On Saturday Evening Airship Isabella put on three short shows and a dance on 3 different stages. The shifting stages every 30 minutes or so was sort of a Dicken’s tradition, so they had a large number of friends helping them carry everything from props to fire extinguishers several blocks at a trot between each performance. They might have lost a few audience members at each stage change, but they seemed to gain more each time as well, so each performance was well attended.
The first act was a comedy about a lion/man combination creature that they had picked up somehow in their travels, but instead of wanting to eat them, he was offering them cupcakes and tea. Yes, it was supposed to be strange, but the audience got it well enough that two people I interviewed said it was their favorite of the three acts. The second act got even stranger in that Commander Leroux brought out a talking head in a jar who could tell people’s futures. Airship Isabella’s first mate, Javert Marchand, did a fabulous job of appearing un-human, otherworldly, totally mad, and sneering down his nose at the silly humans that came to look in his jar. Kudos for a job well done! That act was also a comedy in which three local celebrities from the anime community, Chris Ayres, Greg Ayres, and Carli Mosier, were supposedly selected randomly from the audience and then told the worst futures imaginable insulting and exchanging insults with the head in the jar all the while. The third act was fire spinning with first fire poi, then flaming sticks and finally belly dancing with flaming iron fans.

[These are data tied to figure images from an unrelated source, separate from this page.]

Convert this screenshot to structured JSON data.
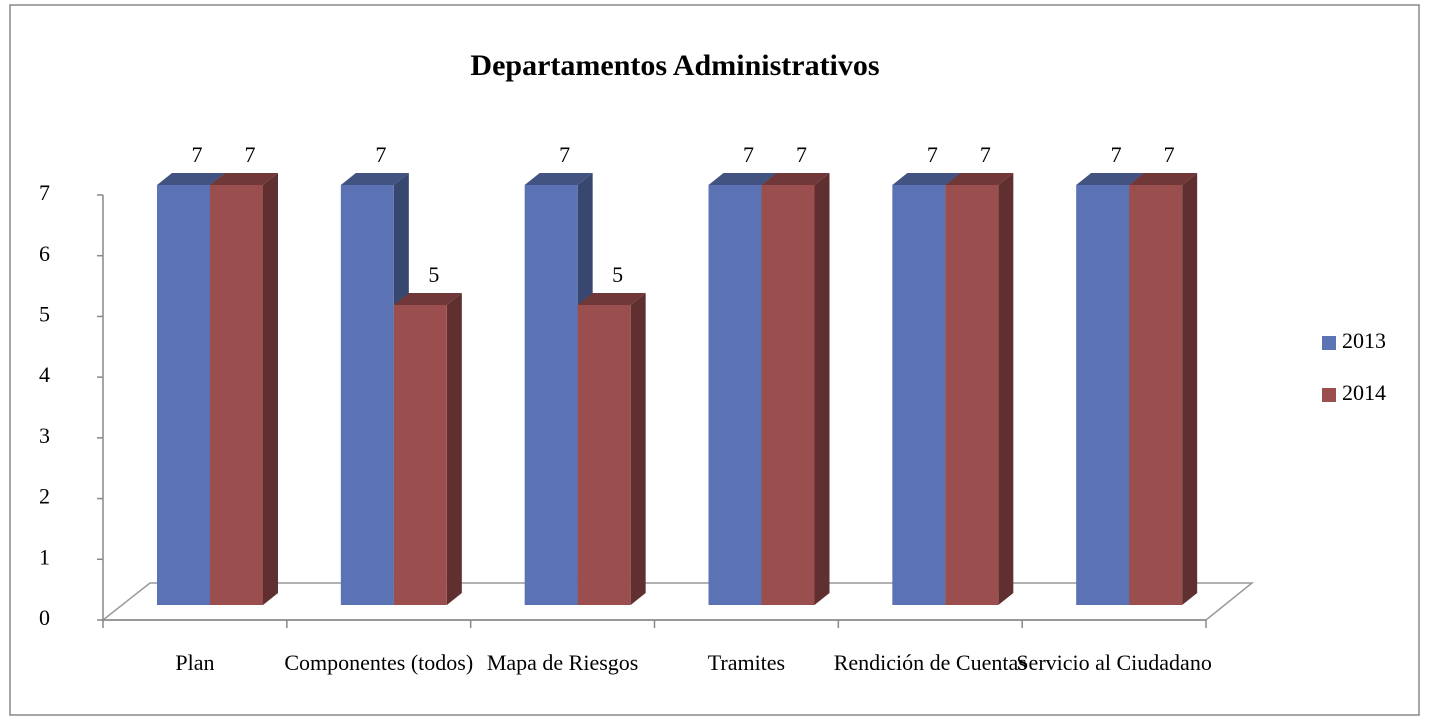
{
  "chart_data": {
    "type": "bar3d",
    "title": "Departamentos Administrativos",
    "categories": [
      "Plan",
      "Componentes (todos)",
      "Mapa de Riesgos",
      "Tramites",
      "Rendición de Cuentas",
      "Servicio al Ciudadano"
    ],
    "series": [
      {
        "name": "2013",
        "color": "#5b73b5",
        "values": [
          7,
          7,
          7,
          7,
          7,
          7
        ]
      },
      {
        "name": "2014",
        "color": "#9b4e4e",
        "values": [
          7,
          5,
          5,
          7,
          7,
          7
        ]
      }
    ],
    "ylim": [
      0,
      7
    ],
    "yticks": [
      0,
      1,
      2,
      3,
      4,
      5,
      6,
      7
    ],
    "legend": "right"
  }
}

This was followed by a dance in which Airship Isabella once again broke stereotypes by playing tunes from Swan Lake, much to the surprise of everyone. I have to say that I believe in breaking stereotypes in a big way and that seemed to work just fine. It is difficult; however, to get Americans to dance much to a waltz, so after about 30 minutes, they managed to convince the historical society staff to permit the DJ to shift to more modern music. The DJ played excellent dance music, and we were really enjoying it, but unfortunately time ran out for the dance after only a few of his livelier selections.
By the end of Sunday, we found people from all walks of life, including the Texas Army, the Bobbies, and the Beefeaters, had become very friendly, wanted to take pictures with us, and thanked us all for coming. There can be no doubt this invasion was a huge success for both our Steampunk community (worldwide as well as locally) and for one of the most popular historical festivals in America. This sort of mutual exchange and support should continue to help many different parts of society come together and make the world just a lot more healthy and fun for all of us in the future!